Zusatzleistungen wie bei Außendämmung entfallen
Die Mineraldämmplatten von Multipor werden mit Leichtmörtel direkt an Wand oder Decke angebracht. Eine aufwändige Dampfbremse aus Folien ist nicht notwendig. Dabei ist sogar die nachträgliche Dämmung von Wänden aus Ziegeln oder Beton möglich, da die Mineraldämmplatten auf allen üblichen Mauerwerksarten und Wandbaustoffen verarbeitet werden können. Im Gegensatz zur Außendämmung entfallen aufwändige Zusatzleistungen wie zum Beispiel der Aufbau eines Gerüstes oder das Nacharbeiten an Sockel und Dachrinnen.

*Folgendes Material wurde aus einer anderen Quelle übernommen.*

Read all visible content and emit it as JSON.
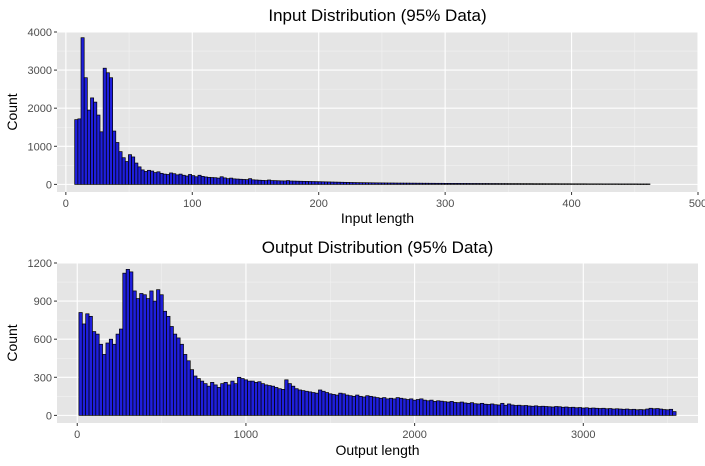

Gesundes Wohnen mit Mineraldämmplatten
Neben großem Wärmeschutz bietet die mineralische Dämmung besten Feuchteschutz, da sie diffusionsoffen ist und den Feuchtehaushalt selbst reguliert. Die Mineraldämmplatte nimmt Kondensat aus der Luft auf und gibt dieses später geregelt wieder an das Raumklima ab. Angst vor Schimmelbefall und Folgeschäden brauchen die Hausbesitzer also nicht zu haben. Außerdem werden durch die natürlichen Bestandteile der Dämmplatten Sand, Kalk, Zement und Wasser keine gesundheitsschädlichen Emissionen freigesetzt. Das Zuhause bietet somit der ganzen Familie optimale Wohngesundheit und Lebensbedingungen.